What are the chances of developing Kessler syndrome?
It’s difficult to gauge the exact odds of Kessler’s syndrome, but the chances increase with each satellite launch. dramatically increased the likelihood of Kessler syndrome.
“Starlink’s strategy is to place a very large number of satellites in these very dense orbital shells,” Lawler told IE. “Obviously, they have a lot of vested interest in keeping satellites from colliding with each other. Crashing into his junk and so on, creating a lot of debris.”

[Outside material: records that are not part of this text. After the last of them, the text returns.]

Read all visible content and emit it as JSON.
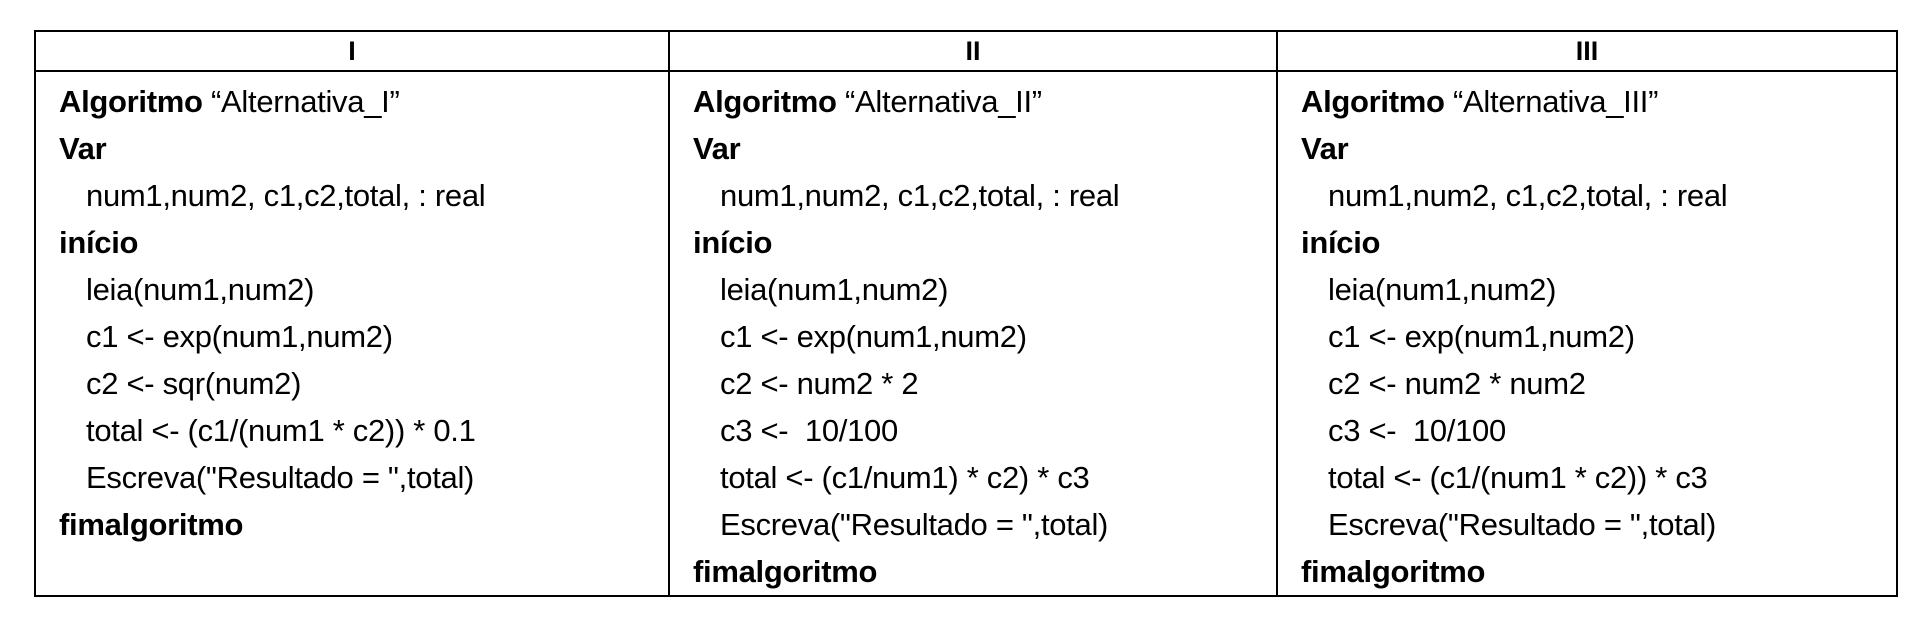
{
  "headers": [
    "I",
    "II",
    "III"
  ],
  "columns": [
    {
      "algo_keyword": "Algoritmo",
      "algo_name": "“Alternativa_I”",
      "var_keyword": "Var",
      "var_decl": "num1,num2, c1,c2,total, : real",
      "begin_keyword": "início",
      "statements": [
        "leia(num1,num2)",
        "c1 <- exp(num1,num2)",
        "c2 <- sqr(num2)",
        "total <- (c1/(num1 * c2)) * 0.1",
        "Escreva(\"Resultado = \",total)"
      ],
      "end_keyword": "fimalgoritmo"
    },
    {
      "algo_keyword": "Algoritmo",
      "algo_name": "“Alternativa_II”",
      "var_keyword": "Var",
      "var_decl": "num1,num2, c1,c2,total, : real",
      "begin_keyword": "início",
      "statements": [
        "leia(num1,num2)",
        "c1 <- exp(num1,num2)",
        "c2 <- num2 * 2",
        "c3 <-  10/100",
        "total <- (c1/num1) * c2) * c3",
        "Escreva(\"Resultado = \",total)"
      ],
      "end_keyword": "fimalgoritmo"
    },
    {
      "algo_keyword": "Algoritmo",
      "algo_name": "“Alternativa_III”",
      "var_keyword": "Var",
      "var_decl": "num1,num2, c1,c2,total, : real",
      "begin_keyword": "início",
      "statements": [
        "leia(num1,num2)",
        "c1 <- exp(num1,num2)",
        "c2 <- num2 * num2",
        "c3 <-  10/100",
        "total <- (c1/(num1 * c2)) * c3",
        "Escreva(\"Resultado = \",total)"
      ],
      "end_keyword": "fimalgoritmo"
    }
  ]
}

SpaceX regularly launches about 50 Starlink satellites at a time, and CEO Elon Musk recently claimed that the company “will have more than 4,200 Starlink satellites operational within 18 months.” This accounts for two-thirds of all active satellites. Other companies such as Amazon, which is running the Kuiper project, are also looking to launch their own megahi constellations. That means the sky will be more crowded and the Kessler effect will be more likely.
However, there is another way to look at the problem.
Spacecraft have already collided and crashed in orbit, and potentially dangerous debris is already circling the Earth at speeds of miles per second. In fact, earlier this year, the International Space Station was forced into an unscheduled maneuver to avoid Russian space debris from anti-satellite weapon tests. It collided with the communications satellite Iridium 33, creating about 2,000 pieces of space debris.